Every year I start a calculus course, I try to get students to really grapple with the weirdness of rates. They’re often unintuitive, and the misconceptions surrounding rates are similar to those misconceptions that pertain to Newtonian physics, units, and Graphs (so clearing them up is a double-win)
A quick primer on misconceptions analysis, or at least my arm-chair researcher version of it, which I pretty much just stole from Veritasium and then spun with a bit of my own experience.
- You have to tee up the misconceptions. This does not look like simply saying the misconception followed by the “correct” model. This does look like getting the students to display their dizzying array of pre(mis)conceptions. Use whiteboards, video tape each other and compile it, and come to a consensus–even if it’s the wrong consensus.
- You have to provide an experience that frustrates and confuses. This is based on some awesome neuroscience; basically, the human brain is not like a computer file system. When you edit the file on a computer, the magnetic dipole or electronic domain are flipped with an application of current. Human memories are repetitive, sensory-correlated, and plastic. You have to have the file open, and you have to chisel at it repetitively from different angles, and the misconceptions will often spend some time living in bizarre discord with the more appropriate model. This is ok, if not somewhat drawn out.
- You have to measure the extensibility of the new model. Can the student take the new model on the road? Is their understanding of rates limited to iterations of meters and seconds, or can they take that and apply it to dollars per volume? Have you measured their abstraction level?
The core misconception students have about rates is that the value of a function and the value of its rate are correlated. That is, if a function has value 7.3, the rate will also be something like 7.3.
Here are some humble ways I attempt to tee-up, and frustrate with regard to this misconception:
Break out the cheap-o whiteboards and have the students pick randomly two items from the following list. The first they pick is the independent variable, the second is the dependent. (we use a D20, cuz winning)
- Twitter Followers
- Time in Weight Room
- Holes in Swiss Cheese
- Smartphones Sold
- Coolness of the acronym “YOLO”
- Squid Tentacles
- Chance at State Championship
- Time Wearing the One Ring
- Surface Area
- Goose Droppings
The students then have to draw a curve and tell the story of their curve. The conversation then shifts to what the rates of those curves mean, are there points we care about? Is the situation getting better, worse?
I then have them draw and tell the story of the speed that their quantities are changing at. This is much harder, and generally raises the flag of calculus and its need to be studied.
If you’re really feeling good on Day 1, you can always broach causation vs. correlation, just for giggles.

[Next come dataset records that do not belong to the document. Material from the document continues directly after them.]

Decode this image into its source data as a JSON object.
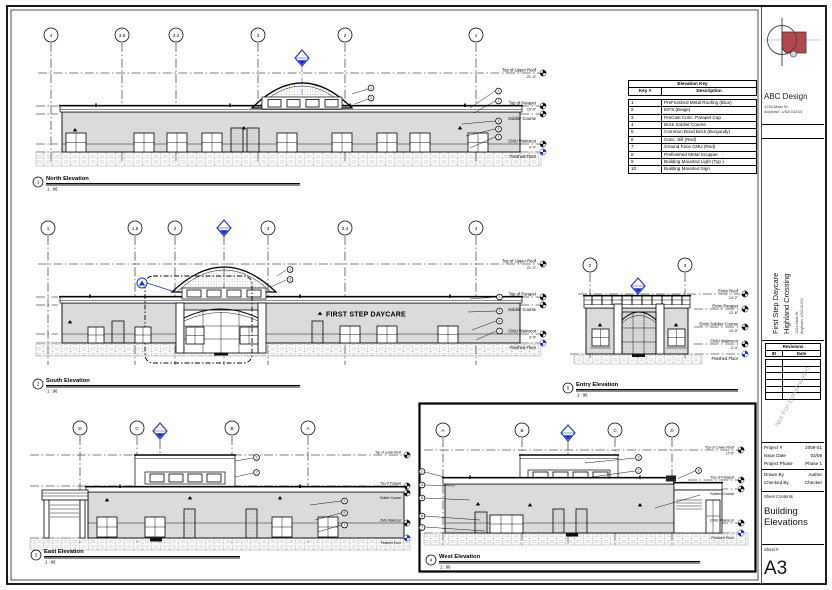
{
  "titleblock": {
    "firm_name": "ABC Design",
    "firm_address1": "1234 Main St.",
    "firm_address2": "Anytown, USA 01234",
    "project_line1": "First Step Daycare",
    "project_line2": "Highland Crossing",
    "project_address1": "1234 Main St.",
    "project_address2": "Anytown, USA 01234",
    "revisions_title": "Revisions",
    "revisions_col_id": "ID",
    "revisions_col_date": "Date",
    "watermark": "Not For Construction",
    "project_number_label": "Project #",
    "project_number": "2009-01",
    "issue_date_label": "Issue Date",
    "issue_date": "03/09",
    "phase_label": "Project Phase",
    "phase": "Phase 1",
    "drawn_by_label": "Drawn By",
    "drawn_by": "Author",
    "checked_by_label": "Checked By",
    "checked_by": "Checker",
    "sheet_contents_label": "Sheet Contents",
    "sheet_contents": "Building Elevations",
    "sheet_number_label": "Sheet #",
    "sheet_number": "A3"
  },
  "key_table": {
    "title": "Elevation Key",
    "col_key": "Key #",
    "col_desc": "Description",
    "rows": [
      {
        "key": "1",
        "desc": "PreFinished Metal Roofing (Blue)"
      },
      {
        "key": "2",
        "desc": "EIFS (Beige)"
      },
      {
        "key": "3",
        "desc": "PreCast Conc. Parapet Cap"
      },
      {
        "key": "4",
        "desc": "Brick Soldier Course"
      },
      {
        "key": "5",
        "desc": "Common Bond Brick (Burgundy)"
      },
      {
        "key": "6",
        "desc": "Conc. Sill (Red)"
      },
      {
        "key": "7",
        "desc": "Ground Face CMU (Red)"
      },
      {
        "key": "8",
        "desc": "Prefinished Metal Scupper"
      },
      {
        "key": "9",
        "desc": "Building Mounted Light (Typ.)"
      },
      {
        "key": "10",
        "desc": "Building Mounted Sign"
      }
    ]
  },
  "views": {
    "north": {
      "num": "1",
      "title": "North Elevation",
      "scale": "1 : 96",
      "grids": [
        "4",
        "3.6",
        "3.2",
        "3",
        "2",
        "1"
      ]
    },
    "south": {
      "num": "2",
      "title": "South Elevation",
      "scale": "1 : 96",
      "grids": [
        "1",
        "1.8",
        "2",
        "3",
        "3.4",
        "4"
      ],
      "sign": "FIRST STEP DAYCARE"
    },
    "east": {
      "num": "3",
      "title": "East Elevation",
      "scale": "1 : 96",
      "grids": [
        "D",
        "C",
        "B",
        "A"
      ]
    },
    "west": {
      "num": "4",
      "title": "West Elevation",
      "scale": "1 : 96",
      "grids": [
        "A",
        "B",
        "C",
        "D"
      ]
    },
    "entry": {
      "num": "5",
      "title": "Entry Elevation",
      "scale": "1 : 96",
      "grids": [
        "2",
        "3"
      ]
    }
  },
  "levels": {
    "upper_roof_label": "Top of Upper Roof",
    "upper_roof_val": "21'-4\"",
    "lower_roof_label": "Top of Lower Roof",
    "lower_roof_val": "17'-6\"",
    "parapet_label": "Top of Parapet",
    "parapet_val": "15'-4\"",
    "soldier_label": "Soldier Course",
    "soldier_val": "12'-8\"",
    "wainscot_label": "CMU Wainscot",
    "wainscot_val": "3'-4\"",
    "floor_label": "Finished Floor",
    "floor_val": "0'-0\"",
    "entry_roof_label": "Entry Roof",
    "entry_roof_val": "14'-2\"",
    "entry_parapet_label": "Entry Parapet",
    "entry_parapet_val": "12'-6\"",
    "entry_soldier_label": "Entry Soldier Course",
    "entry_soldier_val": "10'-0\""
  },
  "keynotes": {
    "n1": "1",
    "n2": "2",
    "n3": "3",
    "n5": "5",
    "n6": "6",
    "n7": "7",
    "n8": "8"
  },
  "colors": {
    "accent_blue": "#1b2fc2",
    "wall_gray": "#dbdbdb",
    "logo_red": "#b2484e"
  }
}
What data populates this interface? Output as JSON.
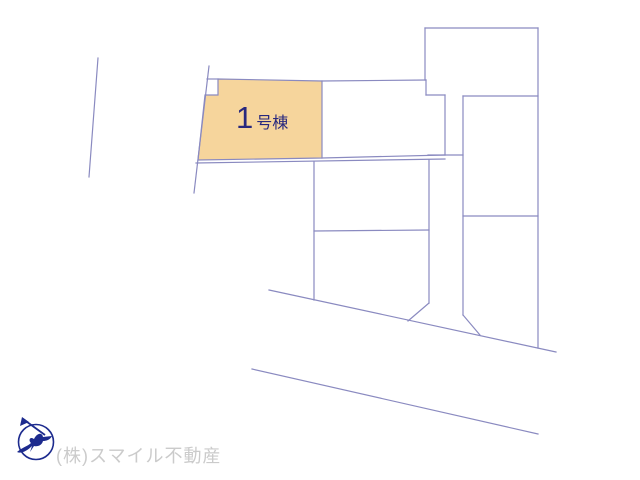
{
  "colors": {
    "background": "#ffffff",
    "line": "#8a8ac0",
    "parcel_fill": "#f6d59c",
    "label_text": "#28287e",
    "compass": "#1d2b8e",
    "watermark_text": "#cbcbcb"
  },
  "map": {
    "highlighted_parcel": {
      "label_number": "1",
      "label_suffix": "号棟",
      "points": "218,79 322,81 322,158 198,160 205,95 218,95"
    },
    "segments": [
      [
        98,
        58,
        89,
        177
      ],
      [
        209,
        66,
        194,
        193
      ],
      [
        207,
        79,
        218,
        79
      ],
      [
        322,
        81,
        426,
        80
      ],
      [
        426,
        80,
        426,
        95
      ],
      [
        426,
        95,
        445,
        95
      ],
      [
        445,
        95,
        445,
        155
      ],
      [
        428,
        155,
        463,
        155
      ],
      [
        322,
        158,
        445,
        155
      ],
      [
        196,
        163,
        445,
        159
      ],
      [
        314,
        162,
        314,
        300
      ],
      [
        429,
        160,
        429,
        303
      ],
      [
        314,
        231,
        429,
        230
      ],
      [
        429,
        303,
        408,
        321
      ],
      [
        269,
        290,
        556,
        352
      ],
      [
        252,
        369,
        538,
        434
      ],
      [
        463,
        96,
        463,
        315
      ],
      [
        463,
        315,
        480,
        335
      ],
      [
        463,
        96,
        538,
        96
      ],
      [
        463,
        216,
        538,
        216
      ],
      [
        538,
        28,
        538,
        348
      ],
      [
        425,
        28,
        538,
        28
      ],
      [
        425,
        28,
        425,
        80
      ]
    ]
  },
  "footer": {
    "company": "(株)スマイル不動産"
  },
  "icons": {
    "compass_north": "bird-north-arrow-in-circle"
  }
}
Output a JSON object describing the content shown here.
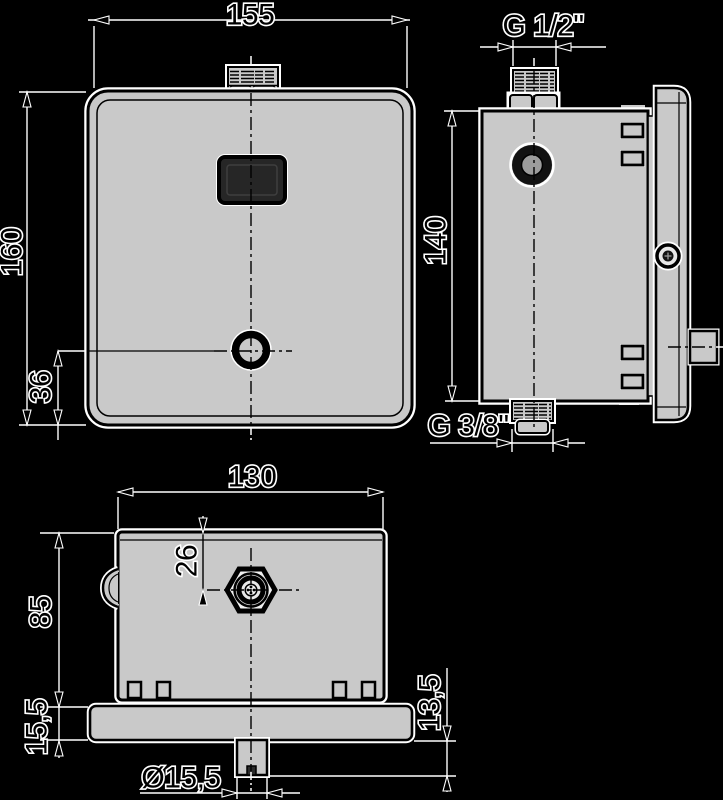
{
  "drawing": {
    "kind": "technical-dimension-drawing",
    "views": [
      "front",
      "side",
      "bottom"
    ]
  },
  "colors": {
    "background": "#000000",
    "body_fill": "#c9c9c9",
    "outline": "#000000",
    "halo": "#ffffff",
    "sensor_window_fill": "#262626"
  },
  "dims": {
    "front_width": "155",
    "front_height": "160",
    "button_offset": "36",
    "side_top_thread": "G 1/2\"",
    "side_height": "140",
    "side_bottom_thread": "G 3/8\"",
    "body_width": "130",
    "body_depth": "85",
    "connector_offset": "26",
    "plate_thickness": "15,5",
    "spout_protrusion": "13,5",
    "spout_diameter": "Ø15,5"
  }
}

Finally, we need to be really clear about unintuitive moments, places where the number of walruses are really high, but the rate of gaining walruses is stagnant or even in a state of loss. Put those numbers in a table on the board for everyone to see and grapple with.
I’m going to try an entire semester of astronomy-based calculus this year, and this graph inspired me:
Students Everyone find astronomy interesting, but not everyone has a extragalactic view on how things are structured. Rates are rampant and fairly unintuitive here.
For instance, the universe appears to be expanding spatially, and that expansion appears to be accelerating. Acceleration is another classic rates misconception, and its study in this context is another win-win for physics and math. What’s more, is that our view and measurement of these accelerations are filtered by this goofy speed-of-light delay that we have as we look farther back in time at the objects that should be moving the fastest away from us.
Then there’s the rates-related joy of redshift!
If that doesn’t immediately ring a thousand bells, here’s a fun idea: get the Arduino’s out, create a sketch that will output a pitch based on the speed (use the GPS shield, and a small speaker) of the Arduino that negates the Doppler effect. In other words, you hear the same pitch no matter how fast you move the object (we put it on the front of a car)
Have a fun year. Go make something!